The arrival of Ice Age hunter-gatherers in Western Europe over 30,000 years as they sought warmer climes has been revealed in “astonishing” detail for the first time.
Researchers analyzed the genomes of 356 prehistoric hunter-gatherers from different archaeological cultures – including new details of 116 individuals from 14 different European and Central Asian countries.
The team explained that modern humans began to spread across Eurasia around 45,000 years ago, but previous research showed that the first modern humans that arrived in Europe did not contribute to later populations.
The new study focuses on the people who lived between 35,000 and 5,000 years ago and that are – at least partially – the ancestors of the present-day population of Western Eurasia, including – for the first time – the genomes of people who lived during the Last Glacial Maximum (LGM), the coldest phase of the last Ice Age, around 25,000 years ago.
The researchers were surprised to discover that populations from different regions associated with the Gravettian culture, which was widespread across Europe between 32,000 and 24,000 years ago, were not closely related to each other.
They were linked by a common archaeological culture: the use of similar weapons and they also produced similar portable art.
However, genetically, the populations from western and south-western Europe – today’s France and Iberia – differed from the then populations from central and southern Europe: today’s Czech Republic and Italy.
The gene pool of the western Gravettian populations is found continuously for at least 20,000 years: their descendants who are associated with the Solutrean and Magdalenian cultures stayed in south-western Europe during the coldest part of the last Ice Age -between 25,000 and 19,000 years ago – and later spread north-eastward to the rest of Europe.
Study first author Professor Cosimo Posth said: “With these findings, we can for the first time directly support the hypothesis that during the Last Glacial Maximum people found refuge in the climatically more favorable region of south-western Europe”
He explained that the Italian peninsula was previously considered to be another climatic refuge for humans during the LGM.
However, the research team found no evidence of this. In fact, hunter-gatherer populations associated with the Gravettian culture and living in central and southern Europe are no longer genetically detectable after the LGM.
People with a new gene pool settled in these areas instead, according to the research team.
Co-author Professor He Yu, of Peking University in China, said: “We find that individuals associated with a later culture, the Epigravettian, are genetically distinct from the area‘s previous inhabitants.
“Presumably, these people came from the Balkans, arrived first in northern Italy around the time of the glacial maximum and spread all the way south to Sicily.”
The analyzed genomes also show that the descendants of the Epigravettian inhabitants of the Italian peninsula spread across the rest of Europe around 14,000 years ago, replacing populations associated with the Magdalenian culture.
The research team describes a large-scale genetic replacement that may have been caused, in part, by climatic changes that forced people to migrate.

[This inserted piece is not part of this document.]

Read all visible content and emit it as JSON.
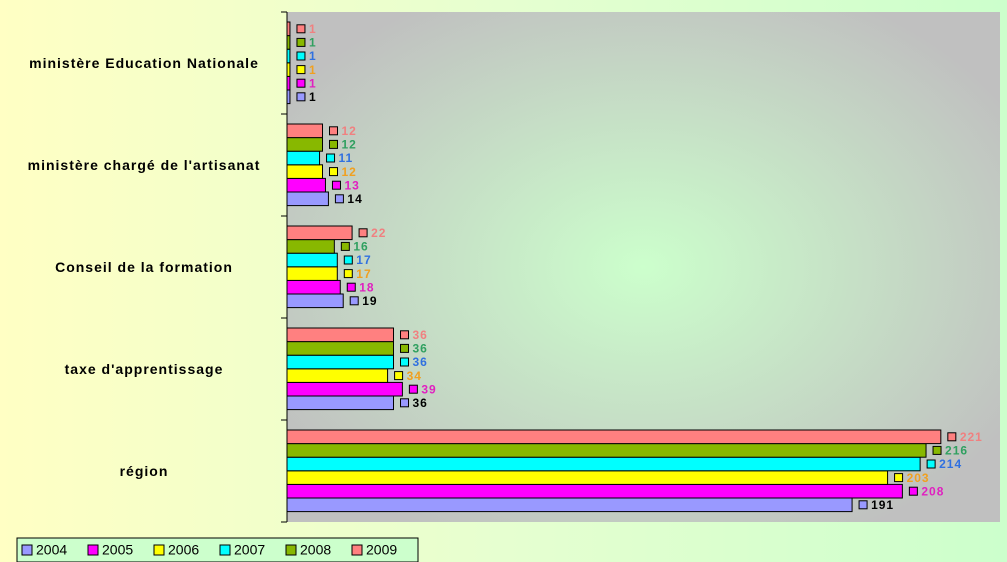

Study senior author Professor Johannes Krause said: “At that time, the climate warmed up quickly and considerably and forests spread across the European continent.
“This may have prompted people from the south to expand their habitat.

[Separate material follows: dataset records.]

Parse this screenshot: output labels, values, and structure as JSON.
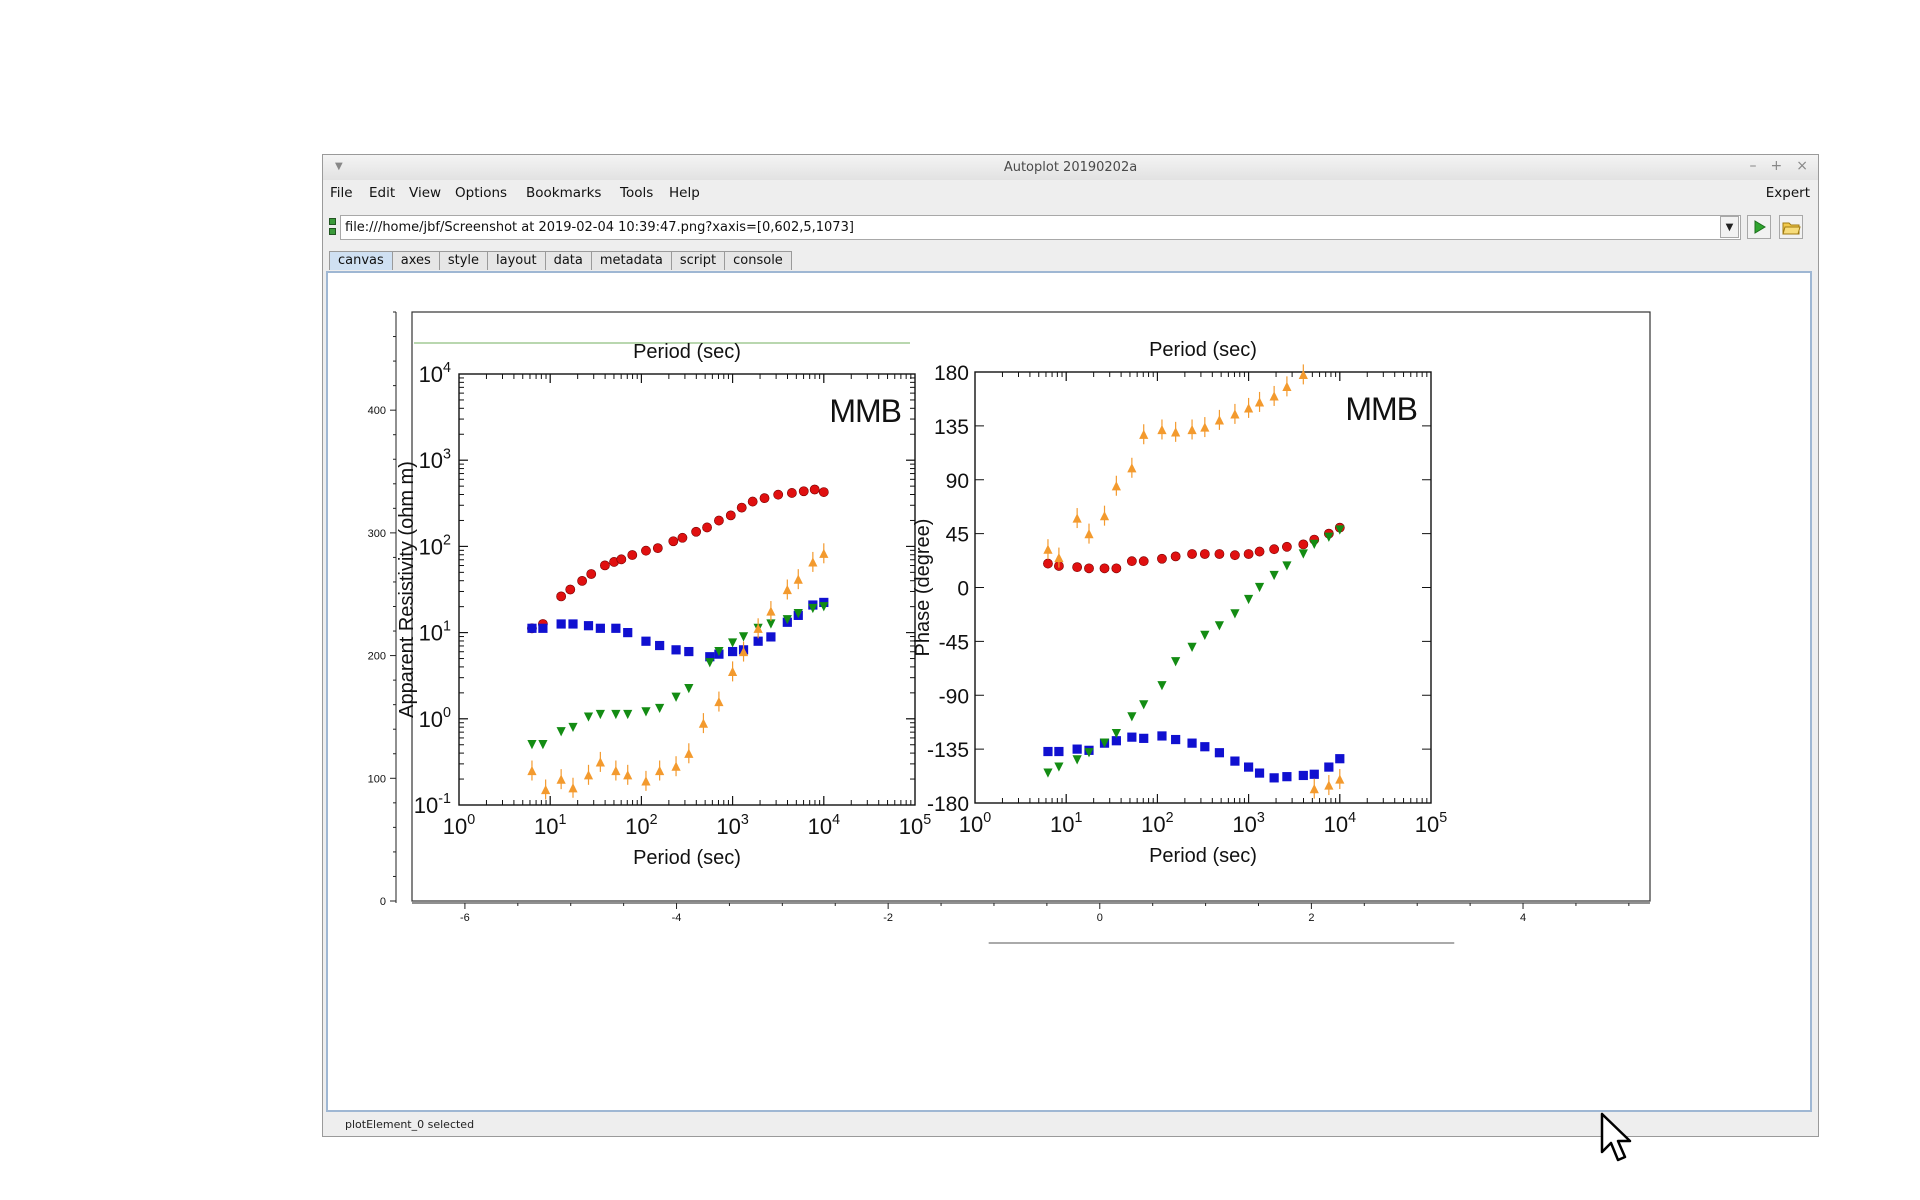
{
  "window": {
    "title": "Autoplot 20190202a",
    "controls": [
      "–",
      "+",
      "×"
    ]
  },
  "menu": {
    "items": [
      "File",
      "Edit",
      "View",
      "Options",
      "Bookmarks",
      "Tools",
      "Help"
    ],
    "expert": "Expert"
  },
  "url": {
    "value": "file:///home/jbf/Screenshot at 2019-02-04 10:39:47.png?xaxis=[0,602,5,1073]"
  },
  "tabs": [
    "canvas",
    "axes",
    "style",
    "layout",
    "data",
    "metadata",
    "script",
    "console"
  ],
  "active_tab": "canvas",
  "status": "plotElement_0 selected",
  "chart_data": [
    {
      "type": "scatter",
      "title": "",
      "xlabel": "",
      "ylabel": "",
      "xlim": [
        -6.5,
        5.2
      ],
      "ylim": [
        0,
        480
      ],
      "x_ticks": [
        -6,
        -4,
        -2,
        0,
        2,
        4
      ],
      "y_ticks": [
        0,
        100,
        200,
        300,
        400
      ],
      "grid": false,
      "note": "Autoplot axes framing an embedded raster image"
    },
    {
      "type": "scatter",
      "scale": "log-log",
      "title": "MMB",
      "top_label": "Period (sec)",
      "xlabel": "Period (sec)",
      "ylabel": "Apparent Resistivity (ohm m)",
      "x_tick_labels": [
        "10⁰",
        "10¹",
        "10²",
        "10³",
        "10⁴",
        "10⁵"
      ],
      "y_tick_labels": [
        "10⁻¹",
        "10⁰",
        "10¹",
        "10²",
        "10³",
        "10⁴"
      ],
      "xlim_log10": [
        0,
        5
      ],
      "ylim_log10": [
        -1,
        4
      ],
      "series": [
        {
          "color": "#e01010",
          "marker": "circle",
          "x": [
            0.8,
            0.92,
            1.12,
            1.22,
            1.35,
            1.45,
            1.6,
            1.7,
            1.78,
            1.9,
            2.05,
            2.18,
            2.35,
            2.45,
            2.6,
            2.72,
            2.85,
            2.98,
            3.1,
            3.22,
            3.35,
            3.5,
            3.65,
            3.78,
            3.9,
            4.0
          ],
          "y": [
            1.05,
            1.1,
            1.42,
            1.5,
            1.6,
            1.68,
            1.78,
            1.82,
            1.85,
            1.9,
            1.95,
            1.98,
            2.06,
            2.1,
            2.17,
            2.22,
            2.3,
            2.36,
            2.45,
            2.52,
            2.56,
            2.6,
            2.62,
            2.64,
            2.66,
            2.63
          ]
        },
        {
          "color": "#1010d0",
          "marker": "square",
          "x": [
            0.8,
            0.92,
            1.12,
            1.25,
            1.42,
            1.55,
            1.72,
            1.85,
            2.05,
            2.2,
            2.38,
            2.52,
            2.75,
            2.85,
            3.0,
            3.12,
            3.28,
            3.42,
            3.6,
            3.72,
            3.88,
            4.0
          ],
          "y": [
            1.05,
            1.05,
            1.1,
            1.1,
            1.08,
            1.05,
            1.05,
            1.0,
            0.9,
            0.85,
            0.8,
            0.78,
            0.72,
            0.75,
            0.78,
            0.8,
            0.9,
            0.95,
            1.12,
            1.2,
            1.32,
            1.35
          ]
        },
        {
          "color": "#138c13",
          "marker": "triangle-down",
          "x": [
            0.8,
            0.92,
            1.12,
            1.25,
            1.42,
            1.55,
            1.72,
            1.85,
            2.05,
            2.2,
            2.38,
            2.52,
            2.75,
            2.85,
            3.0,
            3.12,
            3.28,
            3.42,
            3.6,
            3.72,
            3.88,
            4.0
          ],
          "y": [
            -0.3,
            -0.3,
            -0.15,
            -0.1,
            0.02,
            0.05,
            0.05,
            0.05,
            0.08,
            0.12,
            0.25,
            0.35,
            0.65,
            0.78,
            0.88,
            0.95,
            1.05,
            1.1,
            1.15,
            1.22,
            1.28,
            1.3
          ]
        },
        {
          "color": "#f39a2e",
          "marker": "triangle-up",
          "x": [
            0.8,
            0.95,
            1.12,
            1.25,
            1.42,
            1.55,
            1.72,
            1.85,
            2.05,
            2.2,
            2.38,
            2.52,
            2.68,
            2.85,
            3.0,
            3.12,
            3.28,
            3.42,
            3.6,
            3.72,
            3.88,
            4.0
          ],
          "y": [
            -0.6,
            -0.82,
            -0.7,
            -0.8,
            -0.65,
            -0.5,
            -0.6,
            -0.65,
            -0.72,
            -0.6,
            -0.55,
            -0.4,
            -0.05,
            0.2,
            0.55,
            0.78,
            1.05,
            1.25,
            1.5,
            1.62,
            1.82,
            1.92
          ]
        }
      ]
    },
    {
      "type": "scatter",
      "scale": "log-x",
      "title": "MMB",
      "top_label": "Period (sec)",
      "xlabel": "Period (sec)",
      "ylabel": "Phase (degree)",
      "x_tick_labels": [
        "10⁰",
        "10¹",
        "10²",
        "10³",
        "10⁴",
        "10⁵"
      ],
      "y_tick_labels": [
        "180",
        "135",
        "90",
        "45",
        "0",
        "-45",
        "-90",
        "-135",
        "-180"
      ],
      "xlim_log10": [
        0,
        5
      ],
      "ylim": [
        -180,
        180
      ],
      "series": [
        {
          "color": "#e01010",
          "marker": "circle",
          "x": [
            0.8,
            0.92,
            1.12,
            1.25,
            1.42,
            1.55,
            1.72,
            1.85,
            2.05,
            2.2,
            2.38,
            2.52,
            2.68,
            2.85,
            3.0,
            3.12,
            3.28,
            3.42,
            3.6,
            3.72,
            3.88,
            4.0
          ],
          "y": [
            20,
            18,
            17,
            16,
            16,
            16,
            22,
            22,
            24,
            26,
            28,
            28,
            28,
            27,
            28,
            30,
            32,
            34,
            36,
            40,
            45,
            50
          ]
        },
        {
          "color": "#1010d0",
          "marker": "square",
          "x": [
            0.8,
            0.92,
            1.12,
            1.25,
            1.42,
            1.55,
            1.72,
            1.85,
            2.05,
            2.2,
            2.38,
            2.52,
            2.68,
            2.85,
            3.0,
            3.12,
            3.28,
            3.42,
            3.6,
            3.72,
            3.88,
            4.0
          ],
          "y": [
            -137,
            -137,
            -135,
            -136,
            -130,
            -128,
            -125,
            -126,
            -124,
            -127,
            -130,
            -133,
            -138,
            -145,
            -150,
            -155,
            -159,
            -158,
            -157,
            -156,
            -150,
            -143
          ]
        },
        {
          "color": "#138c13",
          "marker": "triangle-down",
          "x": [
            0.8,
            0.92,
            1.12,
            1.25,
            1.42,
            1.55,
            1.72,
            1.85,
            2.05,
            2.2,
            2.38,
            2.52,
            2.68,
            2.85,
            3.0,
            3.12,
            3.28,
            3.42,
            3.6,
            3.72,
            3.88,
            4.0
          ],
          "y": [
            -155,
            -150,
            -144,
            -138,
            -130,
            -122,
            -108,
            -98,
            -82,
            -62,
            -50,
            -40,
            -32,
            -22,
            -10,
            0,
            10,
            18,
            28,
            36,
            42,
            48
          ]
        },
        {
          "color": "#f39a2e",
          "marker": "triangle-up",
          "x": [
            0.8,
            0.92,
            1.12,
            1.25,
            1.42,
            1.55,
            1.72,
            1.85,
            2.05,
            2.2,
            2.38,
            2.52,
            2.68,
            2.85,
            3.0,
            3.12,
            3.28,
            3.42,
            3.6,
            3.72,
            3.88,
            4.0
          ],
          "y": [
            32,
            25,
            58,
            45,
            60,
            85,
            100,
            128,
            132,
            130,
            132,
            134,
            140,
            145,
            150,
            155,
            160,
            168,
            178,
            -168,
            -165,
            -160
          ]
        }
      ]
    }
  ]
}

“The previous inhabitants may have migrated to the north as their habitat, the ‘mammoth’ steppe, dwindled.”
The findings, published in the journal Nature, show that there had been no genetic exchange between contemporaneous hunter-gatherer populations in western and eastern Europe for more than 6,000 years.
Interactions between people from central and eastern Europe can only be detected again from 8,000 years ago.
Prof Yu said: “At that time, hunter-gatherers with distinct ancestries and appearances started to mix with each other.
“They were different in many aspects, including their skin and eye color.”
The researchers say that, during that time, agriculture and a sedentary lifestyle spread from Anatolia to Europe.
Prof Krause, of the Max Planck Institute for Evolutionary Anthropology, said: “It is possible that the migration of early farmers into Europe triggered the retreat of hunter-gatherer populations to the northern edge of Europe.
“At the same time, these two groups started mixing with each other, and continued to do so for around 3,000 years.”
Prof Posth, of the University of Tübingen in Germany, added: “The data we gained from this study provides us with astonishingly detailed insights into the developments and encounters of West Eurasian hunter-gatherer groups.
“Further interdisciplinary research will clarify which exact processes were responsible for the genetic replacements of entire Ice Age populations.”